Just past sunrise the morning after a Minneapolis police officer shot and killed Justine Ruszczyk Damond, more than a half-dozen state agents piled into the victim's house on Washburn Avenue, searching for blood, hair, guns, ammunition, knives, drugs or "writings" that would help them understand what happened.
Search of Justine Damond's home draws scrutiny in southwest Minneapolis
Neighbors want to know what BCA hoped to find in scouring victim's home.
Don Damond, the victim's fiancé, was still trying to get back to Minneapolis from out of town.
Investigators from the Minnesota Bureau of Criminal Apprehension (BCA) took nothing from the home, according to the warrant. The Damond family's attorney said the search was appropriate, but it has provoked anger in southwest Minneapolis.
"Why would you search someone's house if something happened in another place and they were killed?" said Jim Miller, who lives in nearby Linden Hills. "This didn't happen at her house."
The search was the second recent instance in Minnesota of investigators scouring the home of a person shot and killed by police. BCA agents received a warrant to search Philando Castile's home after he was killed by a police officer in Falcon Heights in 2016.

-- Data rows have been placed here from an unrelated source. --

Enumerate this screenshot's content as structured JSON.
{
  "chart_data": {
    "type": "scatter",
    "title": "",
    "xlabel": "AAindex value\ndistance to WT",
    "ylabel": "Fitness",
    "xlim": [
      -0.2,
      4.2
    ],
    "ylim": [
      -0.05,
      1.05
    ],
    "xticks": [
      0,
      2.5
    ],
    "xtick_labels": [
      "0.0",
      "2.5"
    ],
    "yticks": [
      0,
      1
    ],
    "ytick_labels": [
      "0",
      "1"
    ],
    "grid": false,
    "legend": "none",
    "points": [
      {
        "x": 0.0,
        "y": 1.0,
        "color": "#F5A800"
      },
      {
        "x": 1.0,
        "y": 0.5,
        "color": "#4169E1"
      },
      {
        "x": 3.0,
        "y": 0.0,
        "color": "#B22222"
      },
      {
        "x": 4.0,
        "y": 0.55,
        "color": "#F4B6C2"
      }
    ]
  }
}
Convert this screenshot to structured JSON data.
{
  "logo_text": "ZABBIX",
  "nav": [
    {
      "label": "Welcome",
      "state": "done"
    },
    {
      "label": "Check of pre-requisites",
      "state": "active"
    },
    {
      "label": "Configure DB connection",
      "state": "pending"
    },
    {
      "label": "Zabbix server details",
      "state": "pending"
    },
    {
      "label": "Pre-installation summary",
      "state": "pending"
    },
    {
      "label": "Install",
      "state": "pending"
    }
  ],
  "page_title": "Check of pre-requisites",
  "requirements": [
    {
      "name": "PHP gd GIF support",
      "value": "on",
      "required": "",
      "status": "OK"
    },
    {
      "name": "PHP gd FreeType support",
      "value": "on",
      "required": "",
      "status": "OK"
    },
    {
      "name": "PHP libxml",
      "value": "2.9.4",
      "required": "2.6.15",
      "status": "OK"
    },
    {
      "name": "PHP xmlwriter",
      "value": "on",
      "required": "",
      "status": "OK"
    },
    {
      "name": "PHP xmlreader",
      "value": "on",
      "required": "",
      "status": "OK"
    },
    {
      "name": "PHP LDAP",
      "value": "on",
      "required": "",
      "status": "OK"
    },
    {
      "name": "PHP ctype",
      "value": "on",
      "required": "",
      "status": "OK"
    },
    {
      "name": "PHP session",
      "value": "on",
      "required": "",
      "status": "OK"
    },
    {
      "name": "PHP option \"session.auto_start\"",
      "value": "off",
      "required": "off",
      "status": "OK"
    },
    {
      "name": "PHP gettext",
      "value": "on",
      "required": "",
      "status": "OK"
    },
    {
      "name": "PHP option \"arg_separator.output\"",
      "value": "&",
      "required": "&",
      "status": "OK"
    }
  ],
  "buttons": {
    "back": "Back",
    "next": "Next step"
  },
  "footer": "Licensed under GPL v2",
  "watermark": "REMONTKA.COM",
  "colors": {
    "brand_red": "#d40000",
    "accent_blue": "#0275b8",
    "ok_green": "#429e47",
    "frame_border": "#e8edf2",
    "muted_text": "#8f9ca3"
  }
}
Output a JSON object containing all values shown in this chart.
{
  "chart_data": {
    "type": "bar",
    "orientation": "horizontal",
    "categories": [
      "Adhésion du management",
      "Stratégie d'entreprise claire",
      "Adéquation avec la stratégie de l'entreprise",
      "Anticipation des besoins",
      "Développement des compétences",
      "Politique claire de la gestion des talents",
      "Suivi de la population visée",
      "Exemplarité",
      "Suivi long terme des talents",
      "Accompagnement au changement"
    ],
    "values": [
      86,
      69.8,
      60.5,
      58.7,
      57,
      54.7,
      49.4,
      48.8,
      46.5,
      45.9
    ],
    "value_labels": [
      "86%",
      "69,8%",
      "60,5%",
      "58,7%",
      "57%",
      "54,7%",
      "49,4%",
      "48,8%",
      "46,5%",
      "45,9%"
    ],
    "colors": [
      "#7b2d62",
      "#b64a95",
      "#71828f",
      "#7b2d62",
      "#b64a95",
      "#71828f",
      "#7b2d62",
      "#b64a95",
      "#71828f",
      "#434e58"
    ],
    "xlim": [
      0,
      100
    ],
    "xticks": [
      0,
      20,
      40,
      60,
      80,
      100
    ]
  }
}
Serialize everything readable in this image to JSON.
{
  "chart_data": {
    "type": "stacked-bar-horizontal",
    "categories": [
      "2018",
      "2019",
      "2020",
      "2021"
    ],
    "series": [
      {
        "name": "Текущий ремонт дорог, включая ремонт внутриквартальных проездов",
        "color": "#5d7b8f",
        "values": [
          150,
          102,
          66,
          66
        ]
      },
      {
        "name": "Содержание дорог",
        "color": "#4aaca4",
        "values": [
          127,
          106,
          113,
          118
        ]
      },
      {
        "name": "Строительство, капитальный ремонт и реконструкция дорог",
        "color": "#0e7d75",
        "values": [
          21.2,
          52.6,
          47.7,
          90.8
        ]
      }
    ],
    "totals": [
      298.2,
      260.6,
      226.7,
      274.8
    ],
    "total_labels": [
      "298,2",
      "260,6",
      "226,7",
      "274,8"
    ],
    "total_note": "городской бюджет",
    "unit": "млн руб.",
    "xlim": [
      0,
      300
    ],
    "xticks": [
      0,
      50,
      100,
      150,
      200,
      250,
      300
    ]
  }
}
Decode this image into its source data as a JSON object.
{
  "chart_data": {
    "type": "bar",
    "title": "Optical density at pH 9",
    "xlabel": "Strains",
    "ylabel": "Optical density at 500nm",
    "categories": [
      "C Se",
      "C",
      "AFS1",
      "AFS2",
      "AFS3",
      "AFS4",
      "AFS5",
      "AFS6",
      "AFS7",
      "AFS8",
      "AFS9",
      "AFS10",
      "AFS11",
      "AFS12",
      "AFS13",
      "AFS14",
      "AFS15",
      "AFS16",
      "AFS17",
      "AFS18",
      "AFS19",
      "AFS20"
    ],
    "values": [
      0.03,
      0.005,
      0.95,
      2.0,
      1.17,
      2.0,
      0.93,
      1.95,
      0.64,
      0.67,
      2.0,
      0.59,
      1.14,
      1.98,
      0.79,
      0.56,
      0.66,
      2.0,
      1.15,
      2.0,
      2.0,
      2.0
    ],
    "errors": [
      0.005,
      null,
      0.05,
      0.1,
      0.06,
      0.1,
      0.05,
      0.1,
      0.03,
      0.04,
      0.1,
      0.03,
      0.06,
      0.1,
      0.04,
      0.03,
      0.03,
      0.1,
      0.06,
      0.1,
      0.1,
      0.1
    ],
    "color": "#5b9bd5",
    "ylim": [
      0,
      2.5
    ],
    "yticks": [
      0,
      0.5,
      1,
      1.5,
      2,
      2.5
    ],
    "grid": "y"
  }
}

Agents did not search the home of Jamar Clark after he was shot and killed by Minneapolis police in 2015, said Jill Oliveira, a spokeswoman for the BCA.
The warrant for the Damond home was granted by District Judge Laurie Miller at 5:38 a.m. on July 16, the morning after the shooting, and state agents searched the home at 6:30 a.m. They wanted to give prosecutors the most complete picture possible, Oliveira said, and there could have been clues in the house.
"At the time, investigators were unsure of the events leading up to her death," Oliveira said. "As stated in the warrant, MPD officers involved in the incident were not providing information to investigators at that time."
Bob Bennett, the lawyer who represented the Castile family and is representing Don Damond, said he has no problem with the search of the Damond home, since Justine Damond's call to police about a possible assault nearby emanated from there.
"There's a more logical tie to a search warrant there," Bennett said. "If I was in charge of the investigation, I would have ordered it done."
The search of Castile's home, phone and social media accounts, Bennett said, had far less justification.
"I find it fairly repugnant in the Castile situation, and really not repugnant at all in Justine's case," Bennett said.
Warrants were also a point of contention for Larry Rogers, an attorney for Diamond Reynolds, Castile's girlfriend. Rogers repeatedly protested investigators' scrutiny of Castile's and Reynolds' phones and called warrants to search them "fishing expeditions" that invaded the privacy of Castile's family and left them "victimized and scrutinized."
Don Damond was not available to comment Monday, but some of his neighbors said they suspected investigators of looking for a way to discredit the victim.
"People are absolutely outraged about it," said Council Member Linea Palmisano, who represents southwest Minneapolis.
Palmisano's understanding, she said, is that investigators want to rule out alternative explanations for Damond's death, however far-fetched they might be. But she acknowledged a lingering sense in the neighborhood that BCA agents may have been looking to incriminate Damond.
What was BCA looking for?
About 160 people attended a policing forum that Palmisano hosted at Lake Harriet Methodist Church on Aug. 2, and when they broke into groups to write questions on big sheets of paper taped to pillars, the warrant came up repeatedly.
"They were concerned about bodily fluids, about illegal drugs. These were very strange things to even be looking for," said Miller, who serves on the Linden Hills neighborhood board. "If they had found something, which they didn't, they would have used that as an excuse for the actions of police."
Michael Quinn, a retired Minneapolis police sergeant and CEO of the International Ethics and Leadership Training Bureau, said it's not standard practice for police to search the home of the victim.
"I'm not sure why they decided to get a search warrant for her house. That struck me as odd also," said Quinn, who lives a couple of blocks from the scene of the shooting.
Perhaps Damond had recorded something or took notes that would tell investigators what she heard outside in the alley, Quinn said, but that's the only reason he can think of for the search warrant. He does not share the suspicion that police were looking to discredit Damond.
"I think it's paranoia to say that they're in there looking for a reason to excuse the shooting," Quinn said.